Deciding which products to offer patients required some digging, as Haitz said there are lots of offerings out there but few that have research to back up their products.

“I’m pretty conservative when it comes to getting into the medical marijuana stuff,” he said, but CBD is different. He decided to offer products that weren’t necessarily the cheapest but seemed to have better quality and some research to back them up.

“I felt comfortable because they really treated it more as a pharmaceutical,” he said, including third-party testing for quality and professional packaging and labeling.

Haitz said he is still not a proponent of marijuana use, though he’s not going to tell someone with a terminal illness who obtains relief from medical marijuana not to use it. Many of his concerns stem from the affects of marijuana on brain development and lung health, but as a health care practitioner he doesn’t have the same concerns about CBD.

His office saw a slow increase in sales of CBD products from October 2016 to January 2017, then experienced a sharp increase in demand. In the last three or four months, sales have doubled and demand has grown to the point where the office had a waiting list for products.

Haitz said prices seem to be fluctuating as demand increases for CBD products, and they’ve seen some costs decrease for certain items they offer.

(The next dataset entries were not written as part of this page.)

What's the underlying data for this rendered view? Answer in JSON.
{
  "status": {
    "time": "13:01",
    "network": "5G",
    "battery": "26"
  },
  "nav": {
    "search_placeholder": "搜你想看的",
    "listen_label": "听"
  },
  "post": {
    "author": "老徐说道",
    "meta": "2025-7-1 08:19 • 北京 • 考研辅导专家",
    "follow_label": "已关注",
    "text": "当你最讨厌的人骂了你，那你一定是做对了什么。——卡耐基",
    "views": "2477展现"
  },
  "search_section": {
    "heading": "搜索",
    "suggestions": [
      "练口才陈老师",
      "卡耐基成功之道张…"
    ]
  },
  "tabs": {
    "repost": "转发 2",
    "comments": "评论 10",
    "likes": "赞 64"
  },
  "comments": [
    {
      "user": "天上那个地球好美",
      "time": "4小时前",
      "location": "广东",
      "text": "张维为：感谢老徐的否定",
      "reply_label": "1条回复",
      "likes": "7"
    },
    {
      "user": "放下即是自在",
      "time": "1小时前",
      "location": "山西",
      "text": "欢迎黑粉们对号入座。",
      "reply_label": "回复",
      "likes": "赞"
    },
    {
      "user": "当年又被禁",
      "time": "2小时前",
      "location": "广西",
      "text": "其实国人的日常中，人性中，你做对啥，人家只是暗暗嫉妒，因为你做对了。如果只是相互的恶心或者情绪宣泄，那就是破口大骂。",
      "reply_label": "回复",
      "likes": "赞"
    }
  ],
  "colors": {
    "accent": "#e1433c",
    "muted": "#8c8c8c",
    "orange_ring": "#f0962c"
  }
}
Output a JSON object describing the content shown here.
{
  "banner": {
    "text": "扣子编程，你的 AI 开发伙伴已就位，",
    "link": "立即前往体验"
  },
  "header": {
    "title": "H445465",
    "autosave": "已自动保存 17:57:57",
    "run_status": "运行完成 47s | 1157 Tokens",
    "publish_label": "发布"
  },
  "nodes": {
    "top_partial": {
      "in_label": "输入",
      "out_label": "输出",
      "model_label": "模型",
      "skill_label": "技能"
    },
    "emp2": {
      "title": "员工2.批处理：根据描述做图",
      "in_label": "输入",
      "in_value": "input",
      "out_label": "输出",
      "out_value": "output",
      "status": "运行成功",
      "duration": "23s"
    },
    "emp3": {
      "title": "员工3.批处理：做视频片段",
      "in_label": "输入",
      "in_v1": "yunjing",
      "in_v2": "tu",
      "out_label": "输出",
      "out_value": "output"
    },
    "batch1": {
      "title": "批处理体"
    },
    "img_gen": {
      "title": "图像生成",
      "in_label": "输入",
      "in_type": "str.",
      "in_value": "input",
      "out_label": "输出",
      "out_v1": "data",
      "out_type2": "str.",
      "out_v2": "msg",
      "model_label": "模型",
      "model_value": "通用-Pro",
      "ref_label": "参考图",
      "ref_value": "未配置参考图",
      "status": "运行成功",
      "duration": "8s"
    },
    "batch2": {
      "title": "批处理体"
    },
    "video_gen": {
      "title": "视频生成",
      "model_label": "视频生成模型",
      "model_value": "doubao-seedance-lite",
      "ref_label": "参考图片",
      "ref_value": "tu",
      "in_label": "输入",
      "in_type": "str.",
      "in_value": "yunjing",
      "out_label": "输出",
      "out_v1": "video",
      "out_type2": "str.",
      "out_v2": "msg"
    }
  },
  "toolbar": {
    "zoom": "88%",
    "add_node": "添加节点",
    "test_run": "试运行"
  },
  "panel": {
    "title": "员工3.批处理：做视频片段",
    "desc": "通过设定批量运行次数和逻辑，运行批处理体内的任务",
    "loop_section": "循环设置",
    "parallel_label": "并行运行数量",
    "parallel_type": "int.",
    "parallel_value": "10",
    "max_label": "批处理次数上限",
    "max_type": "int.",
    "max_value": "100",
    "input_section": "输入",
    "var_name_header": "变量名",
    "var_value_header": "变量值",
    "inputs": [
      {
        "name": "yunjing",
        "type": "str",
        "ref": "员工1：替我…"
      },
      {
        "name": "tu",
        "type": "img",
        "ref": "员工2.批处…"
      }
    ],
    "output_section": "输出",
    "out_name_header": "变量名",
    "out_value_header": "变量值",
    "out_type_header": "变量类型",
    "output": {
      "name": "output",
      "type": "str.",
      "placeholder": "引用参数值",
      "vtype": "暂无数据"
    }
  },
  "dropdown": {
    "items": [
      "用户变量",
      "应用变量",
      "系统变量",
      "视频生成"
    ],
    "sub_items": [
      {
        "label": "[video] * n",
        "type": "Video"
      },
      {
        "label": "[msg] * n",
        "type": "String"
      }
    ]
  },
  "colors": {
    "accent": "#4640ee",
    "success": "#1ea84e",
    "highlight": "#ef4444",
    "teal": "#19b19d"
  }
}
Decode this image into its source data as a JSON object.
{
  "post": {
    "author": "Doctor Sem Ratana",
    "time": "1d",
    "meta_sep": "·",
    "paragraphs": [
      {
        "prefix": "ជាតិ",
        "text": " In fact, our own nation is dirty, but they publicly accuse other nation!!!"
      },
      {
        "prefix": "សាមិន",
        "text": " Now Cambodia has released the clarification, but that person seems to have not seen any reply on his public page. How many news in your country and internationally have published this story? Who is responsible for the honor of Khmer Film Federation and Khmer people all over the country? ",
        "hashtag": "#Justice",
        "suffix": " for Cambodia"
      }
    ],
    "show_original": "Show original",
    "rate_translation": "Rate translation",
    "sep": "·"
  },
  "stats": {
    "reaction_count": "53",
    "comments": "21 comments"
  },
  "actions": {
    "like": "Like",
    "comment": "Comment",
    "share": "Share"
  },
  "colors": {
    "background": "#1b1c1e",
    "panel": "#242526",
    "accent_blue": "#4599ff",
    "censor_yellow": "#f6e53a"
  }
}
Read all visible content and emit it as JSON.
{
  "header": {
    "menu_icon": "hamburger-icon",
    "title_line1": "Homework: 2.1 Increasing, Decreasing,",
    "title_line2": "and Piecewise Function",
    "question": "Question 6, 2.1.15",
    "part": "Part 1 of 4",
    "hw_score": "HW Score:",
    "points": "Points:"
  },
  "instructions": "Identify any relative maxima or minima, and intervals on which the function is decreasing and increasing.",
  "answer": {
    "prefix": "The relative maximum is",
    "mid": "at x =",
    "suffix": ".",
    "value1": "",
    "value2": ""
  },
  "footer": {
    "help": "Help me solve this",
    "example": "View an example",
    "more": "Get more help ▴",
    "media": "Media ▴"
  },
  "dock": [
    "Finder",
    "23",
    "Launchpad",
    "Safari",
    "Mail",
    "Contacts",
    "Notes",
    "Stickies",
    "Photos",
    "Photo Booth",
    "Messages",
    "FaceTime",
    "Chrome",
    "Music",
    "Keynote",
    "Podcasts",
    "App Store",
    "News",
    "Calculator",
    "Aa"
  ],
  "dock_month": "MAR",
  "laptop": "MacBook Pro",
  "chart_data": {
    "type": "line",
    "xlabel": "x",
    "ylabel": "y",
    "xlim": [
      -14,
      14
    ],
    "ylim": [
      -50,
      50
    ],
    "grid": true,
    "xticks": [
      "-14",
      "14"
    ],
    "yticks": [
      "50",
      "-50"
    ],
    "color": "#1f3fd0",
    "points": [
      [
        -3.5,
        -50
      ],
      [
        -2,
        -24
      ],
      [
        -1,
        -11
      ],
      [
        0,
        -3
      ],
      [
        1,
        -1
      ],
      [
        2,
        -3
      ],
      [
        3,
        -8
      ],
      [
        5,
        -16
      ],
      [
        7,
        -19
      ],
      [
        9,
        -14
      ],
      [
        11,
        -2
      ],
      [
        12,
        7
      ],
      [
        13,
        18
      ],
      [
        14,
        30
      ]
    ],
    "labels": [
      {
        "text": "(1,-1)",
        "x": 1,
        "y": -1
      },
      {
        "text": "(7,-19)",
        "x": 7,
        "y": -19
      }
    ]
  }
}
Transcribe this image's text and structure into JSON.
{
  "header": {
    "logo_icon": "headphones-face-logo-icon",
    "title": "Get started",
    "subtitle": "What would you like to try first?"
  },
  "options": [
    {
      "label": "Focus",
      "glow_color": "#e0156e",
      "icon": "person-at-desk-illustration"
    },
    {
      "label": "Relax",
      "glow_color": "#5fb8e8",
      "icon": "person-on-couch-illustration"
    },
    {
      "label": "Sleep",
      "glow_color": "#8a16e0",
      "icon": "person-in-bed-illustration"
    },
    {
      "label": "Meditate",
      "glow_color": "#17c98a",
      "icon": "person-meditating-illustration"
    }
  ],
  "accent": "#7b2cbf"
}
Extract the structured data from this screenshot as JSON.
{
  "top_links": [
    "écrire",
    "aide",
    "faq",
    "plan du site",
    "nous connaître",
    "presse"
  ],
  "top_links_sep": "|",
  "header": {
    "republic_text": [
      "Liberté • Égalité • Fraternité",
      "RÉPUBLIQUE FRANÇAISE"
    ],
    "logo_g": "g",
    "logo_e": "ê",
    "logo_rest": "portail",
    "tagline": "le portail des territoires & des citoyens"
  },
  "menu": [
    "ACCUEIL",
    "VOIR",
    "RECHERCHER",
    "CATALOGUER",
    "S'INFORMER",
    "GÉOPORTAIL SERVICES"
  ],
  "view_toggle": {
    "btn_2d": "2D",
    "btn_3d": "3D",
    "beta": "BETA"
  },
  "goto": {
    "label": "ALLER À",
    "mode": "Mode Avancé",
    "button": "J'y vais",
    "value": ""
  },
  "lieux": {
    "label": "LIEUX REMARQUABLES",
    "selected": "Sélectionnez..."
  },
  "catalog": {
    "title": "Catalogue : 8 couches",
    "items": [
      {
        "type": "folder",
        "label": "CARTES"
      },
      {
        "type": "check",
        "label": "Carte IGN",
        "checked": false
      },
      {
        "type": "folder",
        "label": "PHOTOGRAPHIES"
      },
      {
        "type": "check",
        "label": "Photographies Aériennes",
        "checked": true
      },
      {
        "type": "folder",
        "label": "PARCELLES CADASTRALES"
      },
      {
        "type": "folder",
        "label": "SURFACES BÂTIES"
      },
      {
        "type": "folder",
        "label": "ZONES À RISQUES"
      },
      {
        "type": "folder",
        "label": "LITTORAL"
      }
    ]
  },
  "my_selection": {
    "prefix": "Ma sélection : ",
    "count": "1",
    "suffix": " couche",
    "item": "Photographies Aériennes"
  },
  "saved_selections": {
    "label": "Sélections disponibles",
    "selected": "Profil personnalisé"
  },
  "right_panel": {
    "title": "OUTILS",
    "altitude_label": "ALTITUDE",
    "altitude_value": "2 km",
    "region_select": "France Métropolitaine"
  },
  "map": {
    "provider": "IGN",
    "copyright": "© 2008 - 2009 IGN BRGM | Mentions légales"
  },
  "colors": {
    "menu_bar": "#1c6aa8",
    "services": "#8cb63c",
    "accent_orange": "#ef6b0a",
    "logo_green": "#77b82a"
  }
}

Haitz predicts the demand for CBD will increase as the stigma of it being associated with marijuana decreases, and personal experiences with the products lead to word-of-mouth testimonials to friends and family.

“Grand Junction’s pretty conservative, it’s just not getting out there yet,” he said. “But I think we’re going to see more naturopaths, chiropractors, acupuncturists handling it. If medical doctors can’t prescribe it, then people will find it somewhere else.”